Pologne/Union européenne – Il ne faudrait pas penser que la trêve relative observée par les instances européennes vis-à-vis de la Pologne soit amenée à s’installer dans la durée, alors que la Hongrie – pour son refus de sacrifier ses intérêts nationaux – est désormais attaquée bille en tête avec ledit mécanisme de conditionnalité. Tout au plus s’agit-il là d’un armistice temporaire pour cause de guerre russo-ukrainienne.
Pour Didier Reynders, la proposition d’Andrzej Duda est positive, mais pas suffisante
Le commissaire européen à la justice, Didier Reynders, a en effet remis les pendules à l’heure, si besoin était, lors de son discours de ce mardi 3 mai (jour de fête nationale en Pologne…) à l’occasion du débat sur l’état de droit en Pologne. Évoquant le projet de loi conciliant proposé par le président Andrzej Duda au mois de février et visant à supprimer la chambre disciplinaire de la Cour suprême, M. Reynders a certes concédé comme positif « qu’il semble y avoir un élan vers une réforme du régime disciplinaire en Pologne […] Mais
ce qui importe, c’est dans quelle mesure la législation finalement adoptée par le Parlement polonais – s’il est possible d’arriver à une adoption finale – répondra aux exigences fixées par la Cour de justice ».

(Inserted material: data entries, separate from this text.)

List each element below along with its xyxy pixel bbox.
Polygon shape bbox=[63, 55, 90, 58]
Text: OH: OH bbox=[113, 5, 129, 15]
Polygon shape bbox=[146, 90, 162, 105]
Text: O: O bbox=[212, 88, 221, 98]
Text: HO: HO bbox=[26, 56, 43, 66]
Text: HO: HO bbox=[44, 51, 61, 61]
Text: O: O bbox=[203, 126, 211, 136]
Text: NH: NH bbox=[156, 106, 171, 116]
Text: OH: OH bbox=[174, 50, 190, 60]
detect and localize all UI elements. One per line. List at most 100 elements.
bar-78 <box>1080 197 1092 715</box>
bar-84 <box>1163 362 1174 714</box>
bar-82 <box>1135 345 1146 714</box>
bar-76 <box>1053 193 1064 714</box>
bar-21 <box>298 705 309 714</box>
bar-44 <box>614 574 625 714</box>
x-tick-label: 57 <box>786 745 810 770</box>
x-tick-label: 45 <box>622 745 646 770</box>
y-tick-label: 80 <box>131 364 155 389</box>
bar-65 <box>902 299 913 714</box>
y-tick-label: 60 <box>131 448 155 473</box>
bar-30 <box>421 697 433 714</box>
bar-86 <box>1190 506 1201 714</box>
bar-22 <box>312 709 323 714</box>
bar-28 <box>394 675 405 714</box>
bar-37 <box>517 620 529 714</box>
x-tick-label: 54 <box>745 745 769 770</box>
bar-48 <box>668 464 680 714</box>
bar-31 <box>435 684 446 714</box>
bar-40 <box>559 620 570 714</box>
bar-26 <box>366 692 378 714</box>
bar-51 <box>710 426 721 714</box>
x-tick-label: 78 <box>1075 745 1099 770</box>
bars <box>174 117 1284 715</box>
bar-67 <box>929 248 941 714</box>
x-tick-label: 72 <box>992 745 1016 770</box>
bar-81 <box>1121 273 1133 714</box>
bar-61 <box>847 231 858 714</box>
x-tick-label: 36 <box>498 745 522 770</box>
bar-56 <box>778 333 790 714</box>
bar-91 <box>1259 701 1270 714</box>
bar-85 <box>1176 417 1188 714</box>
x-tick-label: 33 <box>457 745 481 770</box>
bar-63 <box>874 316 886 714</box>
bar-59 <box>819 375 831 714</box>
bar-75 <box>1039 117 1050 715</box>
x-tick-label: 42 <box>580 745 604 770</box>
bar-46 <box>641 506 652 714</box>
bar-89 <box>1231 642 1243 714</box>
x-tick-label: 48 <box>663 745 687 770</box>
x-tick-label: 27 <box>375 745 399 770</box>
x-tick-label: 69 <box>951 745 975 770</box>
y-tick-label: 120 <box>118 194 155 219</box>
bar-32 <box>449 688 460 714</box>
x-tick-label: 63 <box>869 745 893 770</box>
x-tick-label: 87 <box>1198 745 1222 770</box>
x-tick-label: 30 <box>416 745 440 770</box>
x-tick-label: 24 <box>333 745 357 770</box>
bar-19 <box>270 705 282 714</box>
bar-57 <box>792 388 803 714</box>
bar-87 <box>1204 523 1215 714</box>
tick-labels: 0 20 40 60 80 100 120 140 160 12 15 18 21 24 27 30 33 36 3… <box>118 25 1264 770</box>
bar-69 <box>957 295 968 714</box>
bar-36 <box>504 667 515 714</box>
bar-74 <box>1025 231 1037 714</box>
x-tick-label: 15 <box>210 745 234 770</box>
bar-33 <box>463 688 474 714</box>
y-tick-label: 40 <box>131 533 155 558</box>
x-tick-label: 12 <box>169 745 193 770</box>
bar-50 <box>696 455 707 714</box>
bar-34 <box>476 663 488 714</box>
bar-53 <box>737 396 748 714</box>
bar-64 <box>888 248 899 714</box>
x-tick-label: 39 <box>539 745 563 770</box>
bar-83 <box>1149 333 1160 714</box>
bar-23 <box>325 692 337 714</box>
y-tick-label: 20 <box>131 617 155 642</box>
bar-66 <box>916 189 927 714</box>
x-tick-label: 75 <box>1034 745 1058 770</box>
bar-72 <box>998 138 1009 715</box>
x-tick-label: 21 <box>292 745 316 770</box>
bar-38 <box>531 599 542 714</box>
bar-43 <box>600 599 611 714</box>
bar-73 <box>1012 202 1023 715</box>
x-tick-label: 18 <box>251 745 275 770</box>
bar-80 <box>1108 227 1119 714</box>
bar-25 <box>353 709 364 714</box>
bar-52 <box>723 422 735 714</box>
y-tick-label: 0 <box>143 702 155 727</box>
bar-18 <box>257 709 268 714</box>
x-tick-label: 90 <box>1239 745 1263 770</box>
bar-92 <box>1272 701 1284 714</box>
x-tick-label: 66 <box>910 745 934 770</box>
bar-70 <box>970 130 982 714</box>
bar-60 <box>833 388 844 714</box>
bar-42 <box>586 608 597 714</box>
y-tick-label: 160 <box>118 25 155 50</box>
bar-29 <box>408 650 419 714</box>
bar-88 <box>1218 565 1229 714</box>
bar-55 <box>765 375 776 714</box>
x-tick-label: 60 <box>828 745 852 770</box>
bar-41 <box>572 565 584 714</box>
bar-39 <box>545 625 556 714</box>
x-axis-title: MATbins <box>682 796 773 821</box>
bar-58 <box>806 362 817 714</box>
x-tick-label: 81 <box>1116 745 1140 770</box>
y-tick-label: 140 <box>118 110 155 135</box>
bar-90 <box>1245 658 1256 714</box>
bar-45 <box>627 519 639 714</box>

« Toute nouvelle législation […] doit respecter les exigences du droit européen sur l’indépendance de la justice, » a-t-il encore martelé.
Comparaison de la situation en Pologne avec celle de la Russie…
« Parce que [si] nous disons à la Russie de respecter le droit international, nous devons également faire notre propre travail […] dans l’Union européenne,
[…] Il ne doit pas y avoir de violation de l’état de droit chez nous. Nous devons être très attentifs au fonctionnement de l’ordre démocratique dans l’Union européenne si nous voulons admonester la Russie […]. Si nous avons nos propres problèmes, il nous sera difficile d’agir efficacement ».
comparant ainsi allègrement la situation de l’état de droit en Pologne à celle de la Russie.
« Vous ne ferez pas la leçon aux Polonais »
Prenant la parole en réaction au propos du commissaire à la justice, l’eurodéputé polonais Patryk Jaki (Solidarna Polska) a tout d’abord évoqué le symbole du 3 mai 1791, la première constitution polonaise et les partitions de la Pologne qui suivirent, car, à l’époque,
« l’Occident a eu peur que la Pologne, avec sa nouvelle constitution et sa liberté – qui n’existait nulle part en Europe autant qu’en Pologne – devienne très vite de plus en plus forte et a décidé, avec la Russie, de la détruire. Bien sûr, avec l’aide de Polonais soudoyés… »
Faisant le lien avec la situation actuelle, le parlementaire polonais a ajouté :
« Aujourd’hui, 231 ans plus tard, vous êtes à nouveau agacé par les aspirations à la liberté des Polonais et, bien sûr, par le fait que nous continuons à soutenir l’Ukraine.
Et là encore, avec l’aide de [certains] Polonais, pour le plus grand plaisir de la Russie, vous mettez en place de nouveaux projets pour affaiblir la Pologne. Pourquoi ? Parce que vous voulez retourner faire des affaires avec la Russie ! […] Vous voulez que cette guerre se termine rapidement et nous voulons que l’Ukraine gagne. Ce sont deux choses différentes. […]
Vous ne ferez pas la leçon aux Polonais. [Ce sont] les Polonais qui ont adopté la première constitution en Europe. Vous ne leur ferez pas la leçon sur ce qu’est la liberté, [ni] sur ce qu’est l’État de droit. Vous pouvez l’apprendre de nous… »
De son côté, l’ancien Premier ministre polonais Beata Szydło (PiS), également membre du Parlement européen, a réagit comme suit sur Twitter : « Ce débat au Parlement européen contre la Pologne le jour de la fête nationale polonaise est un autre niveau d’hypocrisie […] pour certains députés. Pourquoi faites-vous cela, surtout quand il y a une guerre aux frontières de la Pologne ? »
« Détérioration des valeurs de l’Union européenne en Hongrie et en Pologne »
Faisant suite à ce débat, le Parlement européen a adopté, ce jeudi 5 mai, une nouvelle résolution condamnant la « détérioration des valeurs de l’Union européenne en Hongrie et en Pologne ». Les eurodéputés ont ainsi appelé la Commission européenne à « faire plus d’efforts » en ce domaine, car même si une procédure vient d’être ouverte contre la Hongrie en vertu dudit mécanisme de conditionnalité, il n’en est (encore) rien en ce qui concerne la Pologne.